Desde 2015, cuando su actividad en internet fue detectada y monitorizada por la Policía, existe constancia de «una labor divulgativa encaminada a obtener la incorporación de nuevos militantes, incitándolos a la realización de la yihad», dice la sentencia. Fue detenido por estos hechos en 2017. La Fiscalía pedía para él 13 años por integración en la organización terrorista y colaborar con actividades de autoadoctrinamiento y exaltación del terrorismo, si bien la Sección Cuarta de la Sala de lo Penal le absuelve por integración y le condena por el delito de participación. La sentencia da por probada «sin fisuras» su adhesión a los postulados del Dáesh, pero no ha podido acreditar que engrosara sus filas «como militante y no como mero simpatizante». El tribunal, que le define como «soldado virtual», no duda tampoco «de su labor de adoctrinamiento, mediante la divulgación masiva y directa de vídeos e imágenes relacionados con la citada organización, con contenidos de altísimo potencial captador». A esto se añade también «su admiración por las sangrientas y crueles acciones» de los miembros del Dáesh, «no apreciándose en momento alguno el más mínimo reproche o crítica a la espiral de violencia».

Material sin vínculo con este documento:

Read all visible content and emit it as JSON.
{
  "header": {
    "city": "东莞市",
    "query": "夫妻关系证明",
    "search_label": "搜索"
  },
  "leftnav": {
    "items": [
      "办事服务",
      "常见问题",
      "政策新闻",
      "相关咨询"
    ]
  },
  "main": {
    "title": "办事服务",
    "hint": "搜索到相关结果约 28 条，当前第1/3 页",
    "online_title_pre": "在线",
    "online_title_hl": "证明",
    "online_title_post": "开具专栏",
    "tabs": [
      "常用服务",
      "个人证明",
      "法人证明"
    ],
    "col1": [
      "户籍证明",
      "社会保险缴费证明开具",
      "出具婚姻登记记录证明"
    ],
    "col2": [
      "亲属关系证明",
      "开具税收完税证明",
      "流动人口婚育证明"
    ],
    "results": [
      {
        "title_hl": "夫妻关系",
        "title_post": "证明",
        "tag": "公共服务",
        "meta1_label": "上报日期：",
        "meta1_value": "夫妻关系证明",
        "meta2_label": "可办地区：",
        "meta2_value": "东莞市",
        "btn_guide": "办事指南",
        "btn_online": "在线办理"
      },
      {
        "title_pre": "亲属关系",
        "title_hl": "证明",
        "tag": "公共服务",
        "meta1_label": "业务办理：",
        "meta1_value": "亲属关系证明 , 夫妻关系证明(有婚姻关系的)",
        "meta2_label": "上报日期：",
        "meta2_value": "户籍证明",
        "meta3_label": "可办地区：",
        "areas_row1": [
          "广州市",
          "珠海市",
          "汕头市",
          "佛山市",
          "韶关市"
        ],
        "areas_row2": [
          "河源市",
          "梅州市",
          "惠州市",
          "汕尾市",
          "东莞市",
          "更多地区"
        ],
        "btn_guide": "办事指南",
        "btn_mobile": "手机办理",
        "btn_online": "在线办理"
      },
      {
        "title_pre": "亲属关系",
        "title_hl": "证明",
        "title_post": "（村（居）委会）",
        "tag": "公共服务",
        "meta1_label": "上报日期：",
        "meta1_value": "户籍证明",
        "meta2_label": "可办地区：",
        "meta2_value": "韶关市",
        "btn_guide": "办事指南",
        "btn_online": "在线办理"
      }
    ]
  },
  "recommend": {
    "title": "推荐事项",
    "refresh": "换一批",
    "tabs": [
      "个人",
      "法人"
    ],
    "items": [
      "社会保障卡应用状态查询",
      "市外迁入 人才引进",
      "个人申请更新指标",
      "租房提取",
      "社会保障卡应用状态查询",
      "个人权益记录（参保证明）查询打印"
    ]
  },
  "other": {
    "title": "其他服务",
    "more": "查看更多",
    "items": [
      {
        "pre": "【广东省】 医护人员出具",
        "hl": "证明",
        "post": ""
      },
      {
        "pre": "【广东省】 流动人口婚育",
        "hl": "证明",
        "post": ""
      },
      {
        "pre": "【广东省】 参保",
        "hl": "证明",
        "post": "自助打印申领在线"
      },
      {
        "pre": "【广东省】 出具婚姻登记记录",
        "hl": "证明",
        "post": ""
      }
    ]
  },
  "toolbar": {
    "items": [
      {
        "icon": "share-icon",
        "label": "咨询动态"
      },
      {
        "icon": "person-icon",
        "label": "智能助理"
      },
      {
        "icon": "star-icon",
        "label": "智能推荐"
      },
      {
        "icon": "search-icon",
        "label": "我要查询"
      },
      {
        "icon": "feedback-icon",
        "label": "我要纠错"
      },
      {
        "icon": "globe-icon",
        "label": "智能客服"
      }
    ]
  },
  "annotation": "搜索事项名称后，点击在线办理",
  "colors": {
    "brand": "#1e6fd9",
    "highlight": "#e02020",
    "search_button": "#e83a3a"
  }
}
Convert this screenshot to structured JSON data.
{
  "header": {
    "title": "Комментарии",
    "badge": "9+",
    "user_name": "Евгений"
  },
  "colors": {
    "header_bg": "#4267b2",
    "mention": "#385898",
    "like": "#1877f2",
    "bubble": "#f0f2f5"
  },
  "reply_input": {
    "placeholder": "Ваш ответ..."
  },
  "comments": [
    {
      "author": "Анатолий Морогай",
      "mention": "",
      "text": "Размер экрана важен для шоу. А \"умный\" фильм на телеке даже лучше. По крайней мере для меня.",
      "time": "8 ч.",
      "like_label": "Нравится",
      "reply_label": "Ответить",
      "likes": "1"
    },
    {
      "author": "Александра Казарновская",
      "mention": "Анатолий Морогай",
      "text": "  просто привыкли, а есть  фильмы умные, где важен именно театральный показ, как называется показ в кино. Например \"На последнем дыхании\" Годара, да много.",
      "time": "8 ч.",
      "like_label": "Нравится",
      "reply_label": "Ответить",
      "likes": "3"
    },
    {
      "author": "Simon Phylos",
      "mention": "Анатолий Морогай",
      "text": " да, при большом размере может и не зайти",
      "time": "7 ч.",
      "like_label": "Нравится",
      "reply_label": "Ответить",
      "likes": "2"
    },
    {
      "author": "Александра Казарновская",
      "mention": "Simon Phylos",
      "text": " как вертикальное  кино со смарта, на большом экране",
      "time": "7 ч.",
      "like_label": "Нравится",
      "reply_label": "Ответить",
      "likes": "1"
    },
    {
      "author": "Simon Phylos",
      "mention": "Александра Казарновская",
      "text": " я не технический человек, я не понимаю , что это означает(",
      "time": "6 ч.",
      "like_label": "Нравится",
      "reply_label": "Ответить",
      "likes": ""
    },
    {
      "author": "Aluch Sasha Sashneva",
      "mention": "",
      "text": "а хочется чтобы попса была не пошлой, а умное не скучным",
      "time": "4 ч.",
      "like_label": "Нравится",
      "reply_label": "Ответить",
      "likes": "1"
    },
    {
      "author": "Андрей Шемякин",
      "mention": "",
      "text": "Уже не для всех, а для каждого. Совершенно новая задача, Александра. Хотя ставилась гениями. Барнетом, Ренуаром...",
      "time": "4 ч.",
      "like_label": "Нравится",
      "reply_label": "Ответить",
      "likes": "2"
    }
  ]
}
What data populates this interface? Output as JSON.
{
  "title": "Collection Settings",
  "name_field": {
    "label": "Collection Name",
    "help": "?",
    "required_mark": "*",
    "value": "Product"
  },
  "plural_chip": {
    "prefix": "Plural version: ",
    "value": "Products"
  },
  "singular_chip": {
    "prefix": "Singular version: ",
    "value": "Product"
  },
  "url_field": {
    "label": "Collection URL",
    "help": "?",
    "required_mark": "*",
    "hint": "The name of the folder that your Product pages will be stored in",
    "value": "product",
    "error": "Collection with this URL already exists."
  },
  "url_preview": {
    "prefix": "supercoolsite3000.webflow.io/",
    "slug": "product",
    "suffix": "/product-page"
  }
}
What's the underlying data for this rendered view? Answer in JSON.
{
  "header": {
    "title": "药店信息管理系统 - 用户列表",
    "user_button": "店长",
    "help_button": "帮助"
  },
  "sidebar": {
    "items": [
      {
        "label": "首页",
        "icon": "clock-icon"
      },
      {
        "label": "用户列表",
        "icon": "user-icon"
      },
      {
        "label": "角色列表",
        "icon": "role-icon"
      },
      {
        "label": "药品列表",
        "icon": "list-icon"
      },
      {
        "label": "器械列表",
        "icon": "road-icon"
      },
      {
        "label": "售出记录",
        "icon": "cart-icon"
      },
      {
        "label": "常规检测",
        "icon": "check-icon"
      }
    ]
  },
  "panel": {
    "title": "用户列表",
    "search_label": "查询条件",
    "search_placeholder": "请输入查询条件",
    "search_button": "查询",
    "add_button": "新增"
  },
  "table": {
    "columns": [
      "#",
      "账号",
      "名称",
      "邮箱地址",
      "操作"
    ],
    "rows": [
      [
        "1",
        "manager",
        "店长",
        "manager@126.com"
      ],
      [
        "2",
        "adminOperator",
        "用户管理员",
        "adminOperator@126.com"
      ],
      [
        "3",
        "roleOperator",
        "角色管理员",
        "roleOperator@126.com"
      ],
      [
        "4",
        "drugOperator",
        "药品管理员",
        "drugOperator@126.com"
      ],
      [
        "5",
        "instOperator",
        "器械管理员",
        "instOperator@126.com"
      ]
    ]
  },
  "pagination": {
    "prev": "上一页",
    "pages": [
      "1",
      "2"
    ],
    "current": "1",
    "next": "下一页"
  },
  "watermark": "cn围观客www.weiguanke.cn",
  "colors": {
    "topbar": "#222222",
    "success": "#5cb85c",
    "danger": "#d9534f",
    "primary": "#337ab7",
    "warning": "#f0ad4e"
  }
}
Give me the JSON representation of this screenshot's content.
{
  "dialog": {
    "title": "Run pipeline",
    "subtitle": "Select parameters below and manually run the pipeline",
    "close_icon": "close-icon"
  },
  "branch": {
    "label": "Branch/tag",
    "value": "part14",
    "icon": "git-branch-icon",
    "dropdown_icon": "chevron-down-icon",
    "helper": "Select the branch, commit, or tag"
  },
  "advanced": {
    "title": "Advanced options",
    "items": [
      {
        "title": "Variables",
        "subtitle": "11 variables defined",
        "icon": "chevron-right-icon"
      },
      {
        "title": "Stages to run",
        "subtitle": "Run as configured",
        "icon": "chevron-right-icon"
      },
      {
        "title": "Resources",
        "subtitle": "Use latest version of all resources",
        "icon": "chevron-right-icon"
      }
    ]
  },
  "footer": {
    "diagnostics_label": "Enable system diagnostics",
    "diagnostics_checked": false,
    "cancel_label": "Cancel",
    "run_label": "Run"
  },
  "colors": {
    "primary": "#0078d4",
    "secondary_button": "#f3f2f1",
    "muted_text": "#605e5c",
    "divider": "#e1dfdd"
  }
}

De hecho, añade la sentencia, «su rol de alentador de actividades terroristas se ha evidenciado, enmarcándose su conducta en el campo del terrorismo individual y urbano, al servicio» de Dáesh, «para quien realiza actos relevantes, no neutrales (...) para adentrarse en granjera nuevos adeptos a la causa terrorista».

Hasta su detención, se dedicó a la distribución «de publicaciones de ideología terrorista» y participó en una docena de grupos virtuales yihadistas, entre ellos, 'Muslim Prisioners', del que era uno de los administradores y que contaba con 16.638 miembros.